In questo senso noi genitori giochiamo un ruolo fondamentale.

Quali messaggi far passare

Esattamente come quando si deve spiegare ai propri figli, perché gli altri bambini abbiano caratteristiche diverse da loro, nello stesso modo è necessario che i bambini interiorizzino alcune certezze ne abbiano ben coscienza.

difficoltà di apprendimento

Ma i primi a dover interiorizzare qualcosa siamo proprio noi genitori: si fa in fretta a pensare che ogni aspetto di un bambino: comportamento, abilità sociali, motivazione, atteggiamento dipenda dal suo avere difficoltà rispetto agli altri

Quello che dobbiamo fare è vedere la difficoltà per quello che è,  considerarlo nella giusta prospettiva e cercare di lavorare e costruire sui punti di forza.

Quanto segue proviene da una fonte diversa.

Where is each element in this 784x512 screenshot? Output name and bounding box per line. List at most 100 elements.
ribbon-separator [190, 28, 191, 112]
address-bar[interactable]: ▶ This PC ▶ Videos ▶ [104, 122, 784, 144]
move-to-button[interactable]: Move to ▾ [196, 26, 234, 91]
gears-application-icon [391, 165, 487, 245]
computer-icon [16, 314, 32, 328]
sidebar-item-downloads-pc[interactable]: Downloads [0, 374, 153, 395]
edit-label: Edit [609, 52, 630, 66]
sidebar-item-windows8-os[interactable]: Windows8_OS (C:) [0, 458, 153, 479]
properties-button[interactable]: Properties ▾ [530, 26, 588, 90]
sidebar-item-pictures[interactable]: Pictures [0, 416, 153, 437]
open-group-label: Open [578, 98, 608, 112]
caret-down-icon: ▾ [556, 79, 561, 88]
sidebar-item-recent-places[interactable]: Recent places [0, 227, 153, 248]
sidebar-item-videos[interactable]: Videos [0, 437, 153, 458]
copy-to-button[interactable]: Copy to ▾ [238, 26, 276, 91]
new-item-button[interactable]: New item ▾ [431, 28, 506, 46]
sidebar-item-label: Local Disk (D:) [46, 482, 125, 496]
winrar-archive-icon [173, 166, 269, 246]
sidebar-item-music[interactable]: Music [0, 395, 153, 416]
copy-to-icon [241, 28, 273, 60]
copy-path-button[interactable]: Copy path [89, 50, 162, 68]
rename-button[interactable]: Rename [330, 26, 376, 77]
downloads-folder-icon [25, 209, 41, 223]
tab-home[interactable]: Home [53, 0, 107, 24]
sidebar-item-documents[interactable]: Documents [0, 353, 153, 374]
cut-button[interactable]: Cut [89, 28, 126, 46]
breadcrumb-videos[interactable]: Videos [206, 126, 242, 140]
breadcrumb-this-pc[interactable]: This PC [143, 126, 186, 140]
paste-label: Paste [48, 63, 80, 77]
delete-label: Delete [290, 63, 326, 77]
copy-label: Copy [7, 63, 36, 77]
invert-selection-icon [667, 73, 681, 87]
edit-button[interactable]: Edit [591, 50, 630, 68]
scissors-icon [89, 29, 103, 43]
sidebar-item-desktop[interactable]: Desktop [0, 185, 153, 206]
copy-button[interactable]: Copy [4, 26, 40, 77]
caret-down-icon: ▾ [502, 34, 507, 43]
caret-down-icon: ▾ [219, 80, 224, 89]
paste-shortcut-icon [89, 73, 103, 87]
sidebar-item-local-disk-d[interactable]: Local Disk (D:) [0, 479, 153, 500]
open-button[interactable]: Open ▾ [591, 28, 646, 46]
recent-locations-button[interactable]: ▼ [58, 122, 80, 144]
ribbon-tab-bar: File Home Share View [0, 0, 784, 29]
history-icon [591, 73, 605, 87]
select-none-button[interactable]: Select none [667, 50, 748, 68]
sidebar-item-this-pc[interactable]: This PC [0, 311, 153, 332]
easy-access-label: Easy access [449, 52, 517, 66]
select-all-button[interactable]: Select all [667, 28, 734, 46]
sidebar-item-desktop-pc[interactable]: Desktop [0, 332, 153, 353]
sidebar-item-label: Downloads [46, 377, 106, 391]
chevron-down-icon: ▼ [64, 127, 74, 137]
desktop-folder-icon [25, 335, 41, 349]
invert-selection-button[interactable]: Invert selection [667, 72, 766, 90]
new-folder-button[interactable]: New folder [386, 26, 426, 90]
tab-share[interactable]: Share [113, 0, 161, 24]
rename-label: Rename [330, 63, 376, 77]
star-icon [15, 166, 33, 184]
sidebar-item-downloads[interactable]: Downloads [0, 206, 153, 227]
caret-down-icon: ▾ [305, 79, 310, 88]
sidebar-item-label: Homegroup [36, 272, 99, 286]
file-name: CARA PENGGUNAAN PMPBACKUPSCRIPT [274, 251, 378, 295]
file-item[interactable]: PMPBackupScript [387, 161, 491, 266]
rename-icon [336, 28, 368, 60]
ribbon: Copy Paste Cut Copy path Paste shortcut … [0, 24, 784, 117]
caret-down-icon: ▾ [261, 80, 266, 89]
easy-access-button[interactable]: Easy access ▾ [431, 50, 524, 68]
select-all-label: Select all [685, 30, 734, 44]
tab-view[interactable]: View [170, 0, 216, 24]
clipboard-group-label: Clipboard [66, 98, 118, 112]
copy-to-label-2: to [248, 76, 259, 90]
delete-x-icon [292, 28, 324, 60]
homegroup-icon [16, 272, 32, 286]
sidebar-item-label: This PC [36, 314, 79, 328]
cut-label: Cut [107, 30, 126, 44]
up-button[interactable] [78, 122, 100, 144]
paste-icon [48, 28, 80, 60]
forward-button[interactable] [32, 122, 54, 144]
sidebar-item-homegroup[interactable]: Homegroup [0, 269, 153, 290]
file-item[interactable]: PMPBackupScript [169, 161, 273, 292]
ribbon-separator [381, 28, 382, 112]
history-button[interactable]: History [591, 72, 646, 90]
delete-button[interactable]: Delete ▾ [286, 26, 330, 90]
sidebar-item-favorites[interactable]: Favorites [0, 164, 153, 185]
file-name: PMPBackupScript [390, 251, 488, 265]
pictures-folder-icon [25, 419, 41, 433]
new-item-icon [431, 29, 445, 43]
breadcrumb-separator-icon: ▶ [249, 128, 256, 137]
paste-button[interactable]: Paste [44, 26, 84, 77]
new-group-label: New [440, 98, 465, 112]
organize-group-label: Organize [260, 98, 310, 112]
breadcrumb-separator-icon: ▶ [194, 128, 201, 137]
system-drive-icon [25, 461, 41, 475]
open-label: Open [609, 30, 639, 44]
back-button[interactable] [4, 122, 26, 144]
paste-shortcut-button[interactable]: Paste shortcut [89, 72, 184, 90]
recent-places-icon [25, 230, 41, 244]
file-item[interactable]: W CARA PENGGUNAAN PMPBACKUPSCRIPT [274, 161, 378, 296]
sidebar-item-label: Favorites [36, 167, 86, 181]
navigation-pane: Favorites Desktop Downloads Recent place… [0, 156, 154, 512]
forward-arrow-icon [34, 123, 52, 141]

Non sei sbagliato.  La difficoltà di apprendimento o di attenzione è solo una parte di lui. Ha qualche difficoltà a leggere? I numeri sono dei simpatici segni su un foglio? Non riesce a stare attento o parla male? Questi sono impedimenti, ma con uno sforzo e il giusto tipo di aiuto, si può imparare a leggere (o a contare) bene. Avere delle difficoltà rende imparare più difficile, ma non impossibile. Le difficoltà possono essere gestite.  Si devono fissare obiettivi raggiungibili e in grado di aiutare il bambino e misurare i progressi, anche se solo in piccoli passi.

Le tue difficoltà non sono te. Non sono gli ostacoli quelli che raccontano chi è lui, chi è veramente, al contrario sono il suo impegno, i suoi successi e i suoi interessi a contare molto di più. Indicagli i suoi punti di forza e lodalo per quelli (lodi sincere, mi raccomando!) e fai esempi di artisti, imprenditori o atleti che sono riusciti nonostante i problemi. Le difficoltà non devono impedire alle persone di avere successo. Trova libri e film con protagonisti in cui possa immedesimarsi.

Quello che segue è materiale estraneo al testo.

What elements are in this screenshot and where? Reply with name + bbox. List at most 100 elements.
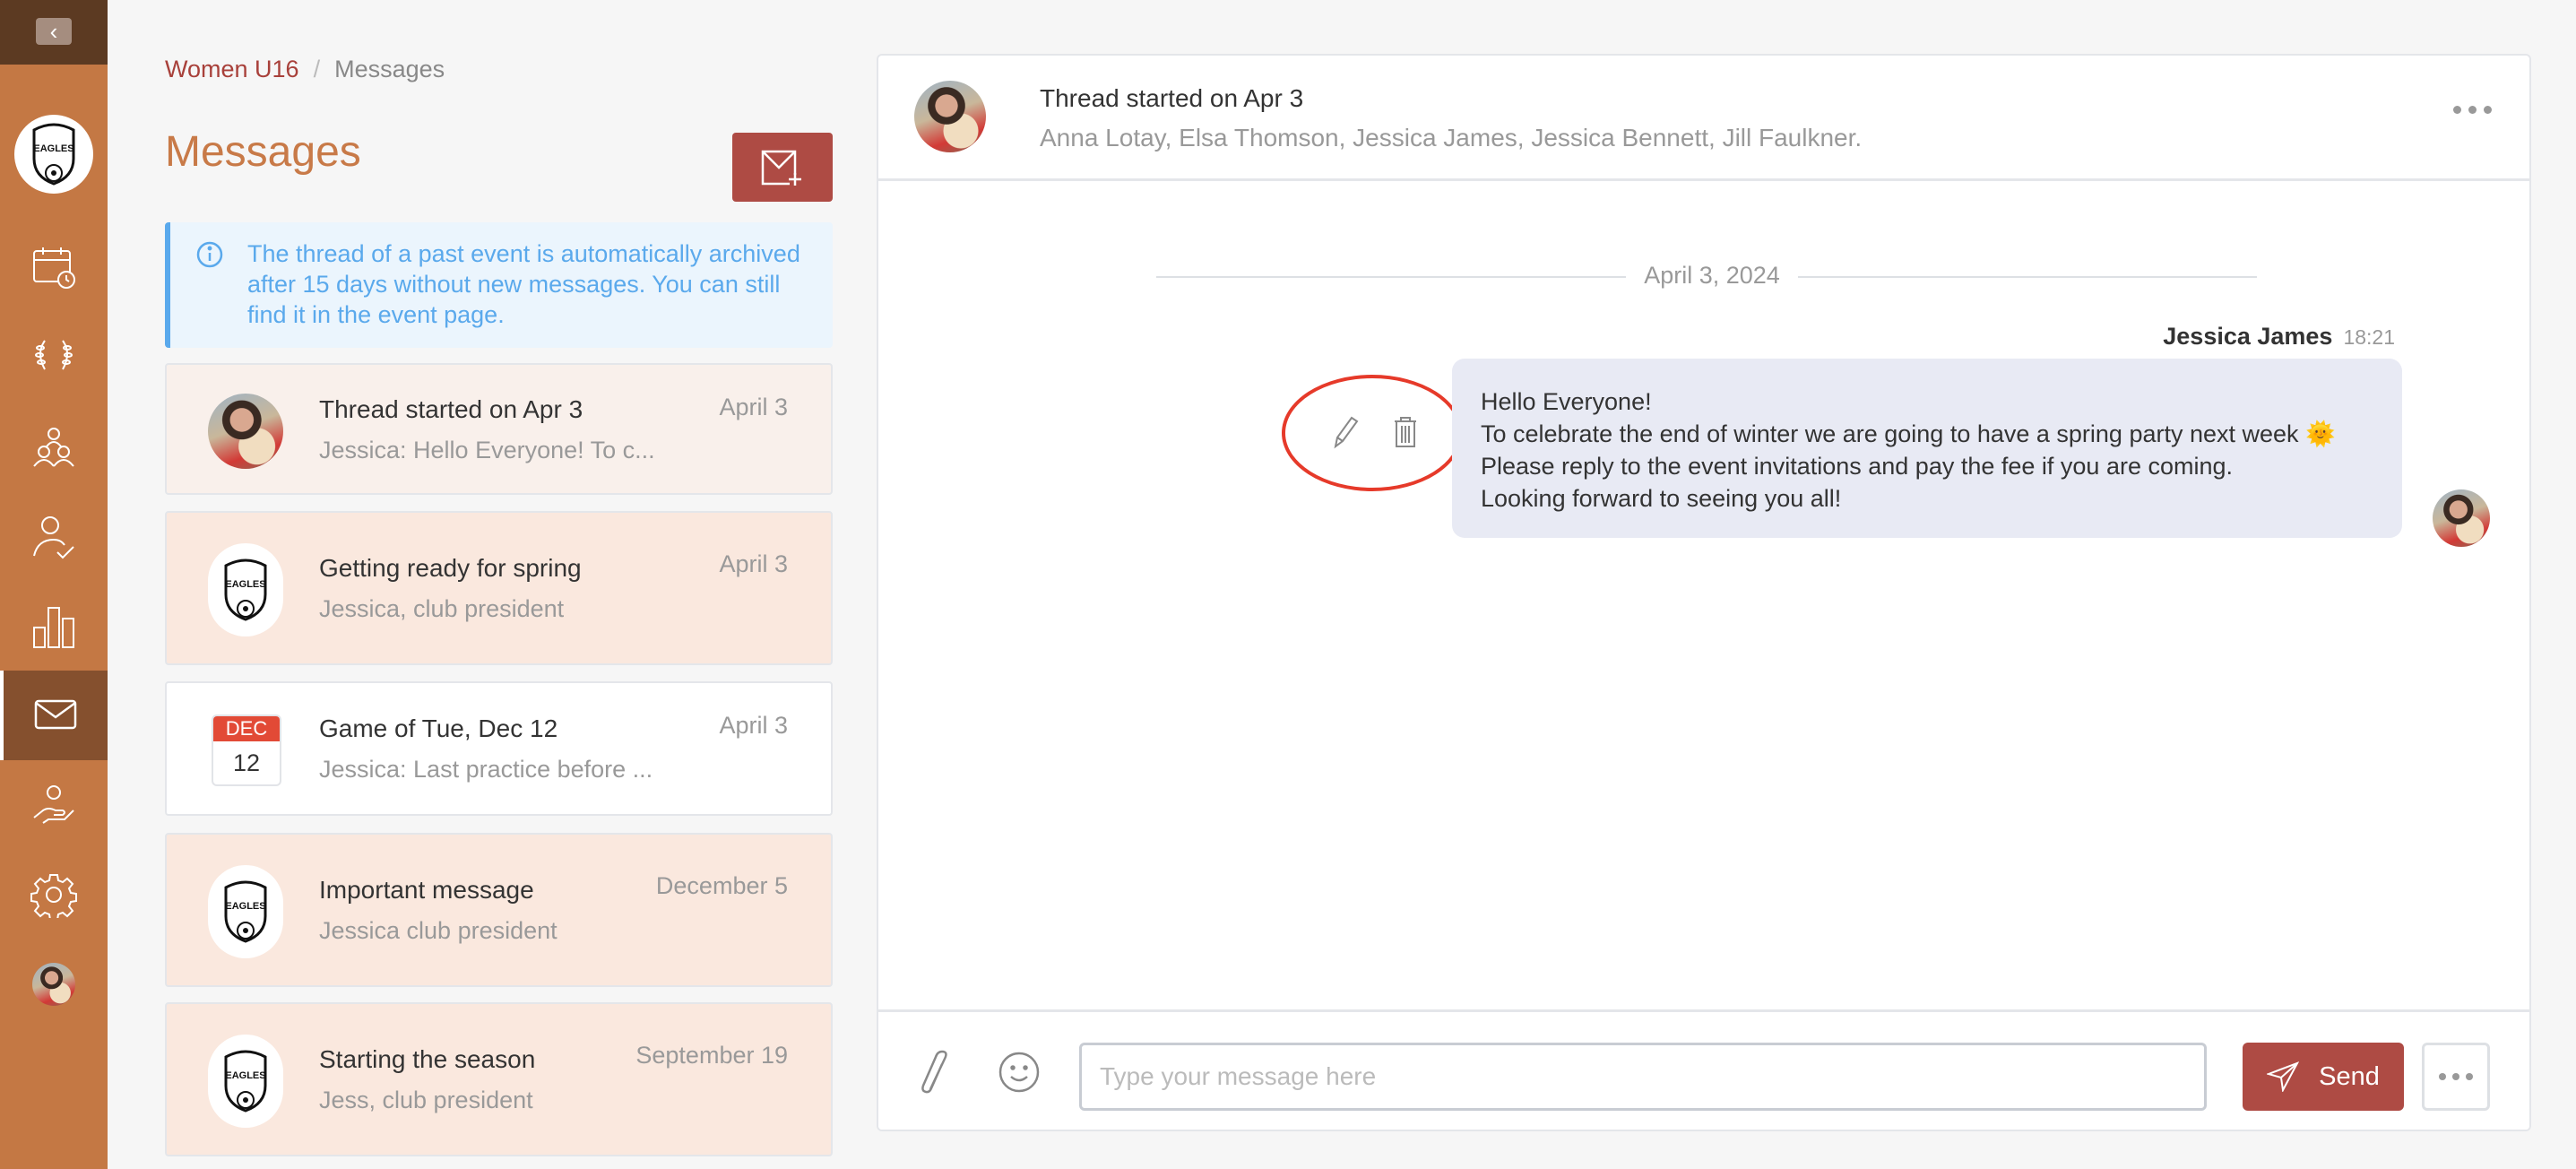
emoji-icon[interactable] [997, 1050, 1042, 1095]
svg-text:EAGLES: EAGLES [225, 1070, 265, 1081]
new-message-button[interactable] [732, 133, 833, 202]
send-button[interactable]: Send [2243, 1043, 2404, 1111]
bar-chart-icon [33, 607, 74, 648]
thread-date: December 5 [655, 872, 788, 899]
message-composer: Send [878, 1009, 2529, 1130]
message-line: Please reply to the event invitations an… [1481, 453, 2234, 480]
info-icon [196, 241, 223, 268]
conversation-participants: Anna Lotay, Elsa Thomson, Jessica James,… [1040, 124, 1863, 152]
highlight-ring [1282, 375, 1463, 491]
message-sender: Jessica James [2163, 323, 2333, 350]
conversation-panel: Thread started on Apr 3 Anna Lotay, Elsa… [877, 54, 2531, 1131]
user-avatar [32, 963, 75, 1006]
thread-date: April 3 [719, 712, 788, 739]
user-check-icon [33, 516, 74, 559]
sidebar-top: ‹ [0, 0, 108, 65]
archive-info-banner: The thread of a past event is automatica… [165, 222, 833, 348]
composer-more-button[interactable] [2422, 1043, 2490, 1111]
thread-title: Important message [319, 876, 534, 904]
sidebar-item-profile[interactable] [0, 940, 108, 1029]
eagles-badge-icon: EAGLES [32, 123, 75, 186]
thread-date: April 3 [719, 394, 788, 420]
dot-icon [2453, 106, 2461, 114]
date-divider: April 3, 2024 [878, 262, 2529, 290]
dot-icon [2468, 106, 2477, 114]
dot-icon [2452, 1073, 2459, 1080]
team-icon [33, 428, 74, 467]
delete-message-button[interactable] [1387, 412, 1423, 452]
thread-subtitle: Jessica: Last practice before ... [319, 756, 653, 783]
calendar-clock-icon [33, 247, 75, 289]
send-label: Send [2319, 1061, 2380, 1091]
sidebar-item-attendance[interactable] [0, 491, 108, 581]
thread-title: Starting the season [319, 1045, 536, 1073]
svg-text:EAGLES: EAGLES [33, 143, 73, 154]
club-logo: EAGLES [208, 865, 283, 958]
breadcrumb-team-link[interactable]: Women U16 [165, 56, 299, 82]
chevron-left-icon: ‹ [49, 18, 58, 45]
svg-text:EAGLES: EAGLES [225, 579, 265, 590]
thread-avatar [914, 81, 986, 152]
sidebar-item-teams[interactable] [0, 402, 108, 491]
sidebar-item-messages[interactable] [0, 671, 108, 760]
collapse-sidebar-button[interactable]: ‹ [36, 18, 72, 45]
mail-plus-icon [761, 150, 801, 186]
breadcrumb-separator: / [313, 56, 321, 82]
pencil-icon [1334, 416, 1359, 449]
info-text: The thread of a past event is automatica… [247, 240, 800, 328]
attach-icon[interactable] [918, 1050, 954, 1095]
svg-text:EAGLES: EAGLES [225, 901, 265, 912]
date-divider-label: April 3, 2024 [1626, 262, 1798, 289]
club-logo: EAGLES [208, 1035, 283, 1128]
sidebar-item-volunteers[interactable] [0, 760, 108, 850]
edit-message-button[interactable] [1327, 412, 1362, 452]
breadcrumb: Women U16 / Messages [165, 56, 445, 83]
thread-title: Thread started on Apr 3 [319, 394, 583, 423]
gear-icon [30, 874, 77, 918]
sidebar-item-settings[interactable] [0, 850, 108, 940]
sidebar-item-calendar[interactable] [0, 222, 108, 312]
hand-user-icon [33, 785, 74, 824]
calendar-month: DEC [213, 716, 280, 741]
eagles-badge-icon: EAGLES [224, 880, 267, 943]
eagles-badge-icon: EAGLES [224, 559, 267, 621]
thread-subtitle: Jessica: Hello Everyone! To c... [319, 436, 655, 463]
thread-avatar [208, 393, 283, 469]
thread-item[interactable]: EAGLES Important message Jessica club pres… [165, 833, 833, 987]
thread-item[interactable]: DEC 12 Game of Tue, Dec 12 Jessica: Last pr… [165, 681, 833, 816]
sidebar-item-competitions[interactable] [0, 312, 108, 402]
message-input[interactable] [1079, 1043, 2207, 1111]
mail-icon [34, 699, 77, 730]
sidebar-item-stats[interactable] [0, 581, 108, 671]
calendar-day: 12 [232, 749, 261, 776]
message-bubble: Hello Everyone! To celebrate the end of … [1452, 359, 2402, 538]
message-line: Hello Everyone! [1481, 388, 1652, 415]
conversation-title: Thread started on Apr 3 [1040, 84, 1304, 112]
message-line: Looking forward to seeing you all! [1481, 485, 1842, 512]
sidebar: ‹ EAGLES [0, 0, 108, 1169]
thread-item[interactable]: EAGLES Getting ready for spring Jessica, c… [165, 511, 833, 665]
breadcrumb-current: Messages [334, 56, 445, 82]
message-meta: Jessica James 18:21 [2163, 323, 2395, 351]
dot-icon [2439, 1073, 2446, 1080]
thread-date: April 3 [719, 550, 788, 577]
dot-icon [2484, 106, 2492, 114]
laurel-icon [35, 340, 73, 370]
calendar-icon: DEC 12 [212, 714, 281, 786]
trash-icon [1395, 417, 1416, 447]
thread-subtitle: Jessica club president [319, 917, 558, 944]
thread-date: September 19 [635, 1042, 788, 1069]
thread-subtitle: Jessica, club president [319, 595, 565, 622]
conversation-options-button[interactable] [2453, 106, 2492, 114]
message-sender-avatar [2433, 489, 2490, 547]
thread-title: Getting ready for spring [319, 554, 582, 582]
club-logo[interactable]: EAGLES [14, 115, 93, 194]
page-title: Messages [165, 128, 361, 176]
thread-item[interactable]: EAGLES Starting the season Jess, club pres… [165, 1002, 833, 1156]
dot-icon [2466, 1073, 2473, 1080]
eagles-badge-icon: EAGLES [224, 1050, 267, 1113]
thread-item[interactable]: Thread started on Apr 3 Jessica: Hello Ev… [165, 363, 833, 495]
thread-title: Game of Tue, Dec 12 [319, 714, 558, 742]
club-logo: EAGLES [208, 543, 283, 636]
thread-subtitle: Jess, club president [319, 1087, 533, 1113]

Non sei stupido. Aiutalo a capire che, semplicemente, ha dei tempi e dei modi di imparare diversi dallo standard. Per riuscire come gli altri ha bisogno di un aiuto in più in classe, di verifiche divise in pezzi o con un esercizio in meno. Di dover utilizzare un pc, di qualcuno che legga per lui o di una calcolatrice. Questi strumenti lo mettono nelle stesse condizioni dei coetanei in modo che siano tutti alla pari e le insegnanti possano valutare correttamente tutti.

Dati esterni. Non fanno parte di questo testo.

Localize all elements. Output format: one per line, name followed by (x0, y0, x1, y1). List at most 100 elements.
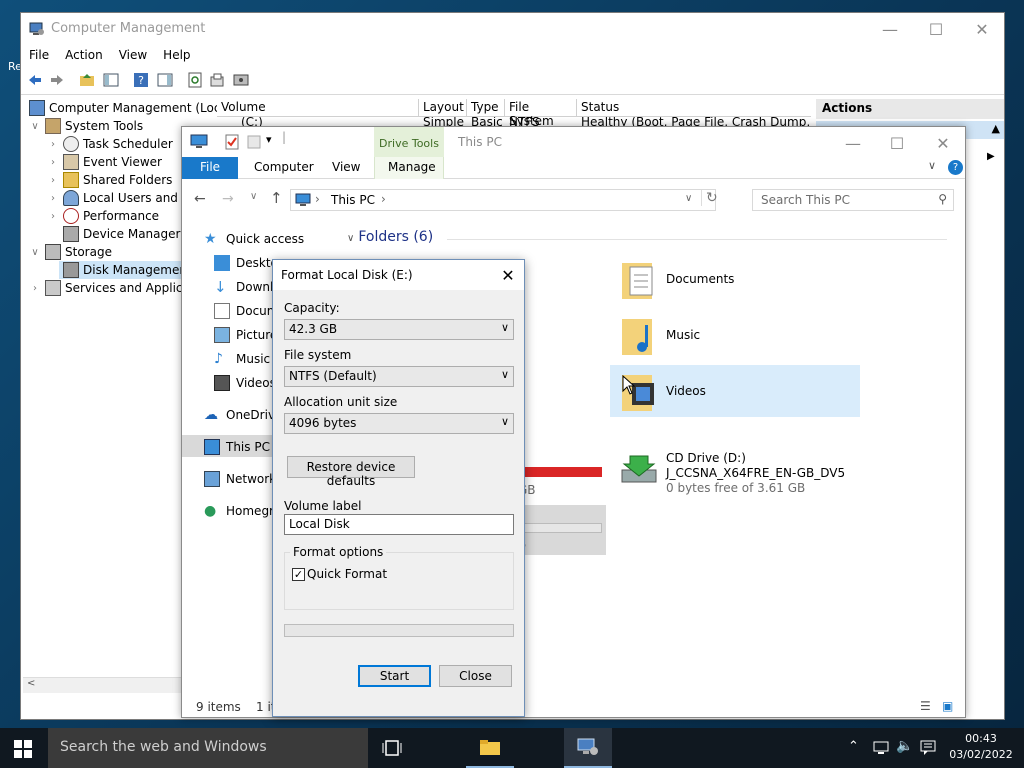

Non nasconderti. Non c’è niente di cui vergognarsi. Piuttosto che concentrarsi e preoccuparsi solo di quello che non si riesce a fare come gli altri, è molto meglio vedere le difficoltà come sfide e non come frustrazioni. I bambini devono sentirsi liberi di parlare delle cose che non funzionano sia a casa che con gli insegnati perché tutti abbiamo difficoltà più o meno importanti, ma questo non fa di noi delle persone sbagliate o inadeguate.

Parlami e fammi domande. La comunicazione della diagnosi, a mio parere, dev’essere fatta da un medico. E’ lui che ha le competenze necessarie per spiegare al bambino, nei giusti termini, le conseguenze della diagnosi stessa . Dopo quel momento, però, tuo figlio potrebbe avere altre cose da chiedere, avere ansie e paure. Spingilo a parlartene perché possa chiarirsi i dubbi. È importante essere onesti e chiari: i bambini non sono stupidi e non è nascondendo le informazioni che si fa il loro bene.  Ascolta le sue domande, le sue preoccupazioni e rispondi in modo onesto ma rassicurante.

Non basta spiegare una volta, bisogna veramente che il bambino acquisisca le certezza che essere diverso da quello che consideriamo standard non sia una debolezza, ma una caratteristica specifica con la quale deve confrontarsi tutti i giorni. A volte sarà un’ostacolo, altre uno scalino su cui salire per raggiungere la realizzazione.